Ce que ce mot évoque en moi, ce qu'il réveille, ce qu'il déclenche, ce à quoi il me fait penser, c'est tout et rien, et surtout rien, car au fond je n'ai jamais eu de véritable enfance, n'est-ce pas ? A cinq ans déjà, on faisait venir un grand homme au costume trois-pièces, avec une sacoche de cuir et un beau chapeau, pour qu'il m'apprenne des choses ; les mathématiques et le français, les sciences et les langues étrangères, la musique et le dessin, mais je n'entendais rien à ces choses si futiles et pourtant si importantes aux yeux de tous, car je n'avais d'yeux que pour les Pokémon, et eux n'avaient d'yeux que pour la beauté de la nature, que je ne suis toujours pas capable de saisir aujourd'hui.

On me disait souvent que pour gagner de l'argent, il fallait étudier sans relâche pour ensuite accéder à des écoles prestigieuses et enfin obtenir un métier très rentable qui m'assurerait un avenir prometteur. Mais pourquoi, puisque père me disait toujours que j'hériterais de toute façon de l'entreprise familiale et de tout ce que cela impliquait ? « Il faut connaître la société dans laquelle on vit afin d'être quelqu'un de bien, et donc il faut s'intéresser aux autres et à leur façon de vivre. Ainsi on saisit toute la diversité du genre humain. Nous sommes aussi différents les uns des autres que toutes les espèces de Pokémon les unes des autres, même si cela n'apparaît pas aussi clairement », me disait-il.

Durant les douze premières années de ma vie, jamais je n'avais adhéré aux principes moraux de père, et ce malgré toute l'admiration qui m'animait lorsque je le regardais travailler, penché sur son bureau avec cet air sérieux sur son visage aux traits sévères.
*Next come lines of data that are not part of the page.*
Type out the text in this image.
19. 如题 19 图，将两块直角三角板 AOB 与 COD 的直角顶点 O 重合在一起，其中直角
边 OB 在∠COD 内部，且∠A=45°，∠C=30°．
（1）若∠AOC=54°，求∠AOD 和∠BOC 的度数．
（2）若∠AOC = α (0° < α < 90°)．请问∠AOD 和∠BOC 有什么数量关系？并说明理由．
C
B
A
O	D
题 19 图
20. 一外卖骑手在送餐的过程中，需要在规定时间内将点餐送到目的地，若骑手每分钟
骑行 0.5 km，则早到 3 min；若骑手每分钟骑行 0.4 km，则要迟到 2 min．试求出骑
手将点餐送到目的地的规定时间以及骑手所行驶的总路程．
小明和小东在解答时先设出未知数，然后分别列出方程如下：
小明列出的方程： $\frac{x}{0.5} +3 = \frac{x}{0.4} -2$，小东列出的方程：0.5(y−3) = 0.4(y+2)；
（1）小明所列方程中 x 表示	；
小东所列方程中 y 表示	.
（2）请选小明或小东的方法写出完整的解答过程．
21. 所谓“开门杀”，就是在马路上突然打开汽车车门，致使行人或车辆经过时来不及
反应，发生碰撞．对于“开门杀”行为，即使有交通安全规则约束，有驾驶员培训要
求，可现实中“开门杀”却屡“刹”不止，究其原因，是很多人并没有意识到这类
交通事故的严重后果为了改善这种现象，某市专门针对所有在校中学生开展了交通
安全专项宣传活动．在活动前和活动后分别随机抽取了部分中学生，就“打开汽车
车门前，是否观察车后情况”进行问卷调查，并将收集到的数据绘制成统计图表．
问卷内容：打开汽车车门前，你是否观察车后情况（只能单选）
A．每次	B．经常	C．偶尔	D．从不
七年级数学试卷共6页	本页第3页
J'aimais beaucoup voir cette grande silhouette, dans ses costumes si parfaitement taillés, s'adonner à toutes sortes d'activités intellectuelles. J'aimais beaucoup voir son visage se décorer d'une expression ou une autre à mesure qu'il progressait dans la lecture d'un livre ; il ne lisait pas, il ressentait véritablement les mots qui couraient sous son regard métallique. Il les vivait.

Cette figure bienveillante aux yeux gris si perçants que même l'acier semblait bien peu solide à côté ; cette figure bienveillante aux cheveux bruns qui prenaient des teintes rouquines au soleil ; cette figure bienveillante aux lèvres minces qui rarement s'étiraient en des sourires, mais lorsqu'elles le faisaient, même les sourires des plus belles filles du voisinage étaient dérisoires et manquaient de valeur ; cette figure bienveillante rongée par un virus ou une bactérie sans nom, tuée par un anonyme ; cette figure bienveillante enterrée dans le caveau familial lors d'un rituel lugubre et formel, et personne ne pleurait et tout le monde gardait le visage fermé face à la perte d'un être cher, pour éclater en sanglots à l'abri des regards, puisqu'il s'agissait de ne pas perdre la face devant tous les autres qui vous jugeaient sans raison aucune.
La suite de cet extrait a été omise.